Los Altos living: Chu’s parents are Taiwanese immigrants who met in the Bay Area and set down roots in Los Altos — “the Silicon Valley before it was Silicon Valley,” says Chu. They opened Chef Chu’s in 1970, where Chu and his four older siblings spent a solid chunk of their upbringing in the midst of powerful Silicon Valley figures like Steve Jobs, who famously ate there in the early days of Apple. His parents believed wholeheartedly in the American dream and raised five “all-American kids,” putting the Chu children through ballroom dance and etiquette classes. They even named Chu and his sister, Jennifer, after the characters Jonathan and Jennifer Hart from the classic ’80s mystery series Hart to Hart. “That’s how much they loved America, apparently,” Chu jokes.

Break on through: Growing up, Chu was on video camera duty during family vacations. One year, around 1991, he cobbled together footage for his first cohesive project. When he sat his parents down in the living room for a screener, “something extraordinary happened,” says Chu. “They cried. … not because it was the most amazing home video edit ever — although it was pretty good — but because they saw our family as a normal family that fit in and belonged on the screen in front of them just like the movies that they worshipped and the TV shows that they named us after.”

Resume: Chu attended USC School of Cinematic Arts, earning a collection of awards and making a short film that got him noticed by Steven Spielberg, then thrust into the industry. After directing a number of studio films, including Step Up 2 and G.I. Joe: Retaliation, he eventually found his creative opus in Crazy Rich Asians, an adaptation of Kevin Kwan’s 2013 novel and the first in a trilogy. The film was the highest-grossing romantic comedy of the last decade and featured the first all-Asian cast since 1993’s Joy Luck Club (hi, Amy Tan!). It was also the first time Chu tapped into his cultural identity professionally.
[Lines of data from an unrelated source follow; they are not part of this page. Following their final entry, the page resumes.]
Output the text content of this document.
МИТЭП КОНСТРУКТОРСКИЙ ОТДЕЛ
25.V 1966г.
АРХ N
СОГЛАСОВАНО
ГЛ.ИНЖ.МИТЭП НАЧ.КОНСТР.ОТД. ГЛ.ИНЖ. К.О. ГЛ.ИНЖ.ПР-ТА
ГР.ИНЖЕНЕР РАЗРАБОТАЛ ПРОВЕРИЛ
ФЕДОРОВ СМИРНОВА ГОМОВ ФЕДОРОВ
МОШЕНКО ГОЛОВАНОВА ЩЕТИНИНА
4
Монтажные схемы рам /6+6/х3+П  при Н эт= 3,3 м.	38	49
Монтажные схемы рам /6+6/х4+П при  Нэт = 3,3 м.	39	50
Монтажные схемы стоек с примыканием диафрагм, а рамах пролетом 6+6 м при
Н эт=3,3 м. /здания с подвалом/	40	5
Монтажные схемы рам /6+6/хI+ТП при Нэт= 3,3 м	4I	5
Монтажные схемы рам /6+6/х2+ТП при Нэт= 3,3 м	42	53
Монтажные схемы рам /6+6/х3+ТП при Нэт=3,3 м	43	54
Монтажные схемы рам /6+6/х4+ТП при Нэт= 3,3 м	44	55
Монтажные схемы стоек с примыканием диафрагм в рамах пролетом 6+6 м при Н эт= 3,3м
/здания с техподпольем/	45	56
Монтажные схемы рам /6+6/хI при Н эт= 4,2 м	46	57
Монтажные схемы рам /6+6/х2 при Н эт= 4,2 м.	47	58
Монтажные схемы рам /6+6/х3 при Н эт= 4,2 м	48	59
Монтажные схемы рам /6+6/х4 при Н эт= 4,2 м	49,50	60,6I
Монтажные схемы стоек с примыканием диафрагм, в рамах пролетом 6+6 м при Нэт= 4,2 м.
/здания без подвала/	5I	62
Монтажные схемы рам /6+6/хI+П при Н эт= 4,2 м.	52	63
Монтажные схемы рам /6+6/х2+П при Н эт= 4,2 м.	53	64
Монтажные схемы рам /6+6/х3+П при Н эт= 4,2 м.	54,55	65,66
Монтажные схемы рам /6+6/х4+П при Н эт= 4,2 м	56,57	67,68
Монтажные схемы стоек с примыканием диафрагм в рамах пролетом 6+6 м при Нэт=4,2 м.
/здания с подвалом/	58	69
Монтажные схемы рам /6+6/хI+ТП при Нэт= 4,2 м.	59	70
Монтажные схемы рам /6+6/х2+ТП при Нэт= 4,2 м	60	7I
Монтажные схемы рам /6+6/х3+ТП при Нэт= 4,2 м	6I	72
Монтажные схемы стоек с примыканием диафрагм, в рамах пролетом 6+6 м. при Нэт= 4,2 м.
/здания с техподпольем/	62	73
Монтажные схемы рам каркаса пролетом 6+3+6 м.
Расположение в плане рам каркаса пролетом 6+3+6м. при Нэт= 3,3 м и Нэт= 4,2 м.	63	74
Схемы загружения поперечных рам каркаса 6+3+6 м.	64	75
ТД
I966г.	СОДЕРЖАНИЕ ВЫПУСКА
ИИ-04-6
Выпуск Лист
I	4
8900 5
Dedication to the craft: With his wife, Kristin Chu, Chu has two young children named Willow Amelia Chu and Jonathan Heights Chu. Wait, Willow and Heights? As in, Willow and In the Heights? Let’s speculate: Willow was born in 2017, long before Disney Plus hired her dad to direct the pilot for Willow, but Chu has said to Variety that as an ’80s kid the film had a “profound effect” on him. There’s a clearer line to bed rawn for his young son, who on Instagram captions simply goes by Heights. Heights was born in 2019, during the filming of the movie in New York City’s Washington Heights, an experience Chu describes as “magic.”

Reflections: In a podcast interview with former presidential candidate Pete Buttigieg, Chu reflects on his role as a filmmaker this past year. When the pandemic hit, Chu was in the process of putting the finishing touches on In the Heights, which had to postpone its release date one year to summer 2021. But on a deeper level, it’s been illuminating. Says Chu: “People are consuming more and needing hope and inspiration, the power of storytelling.”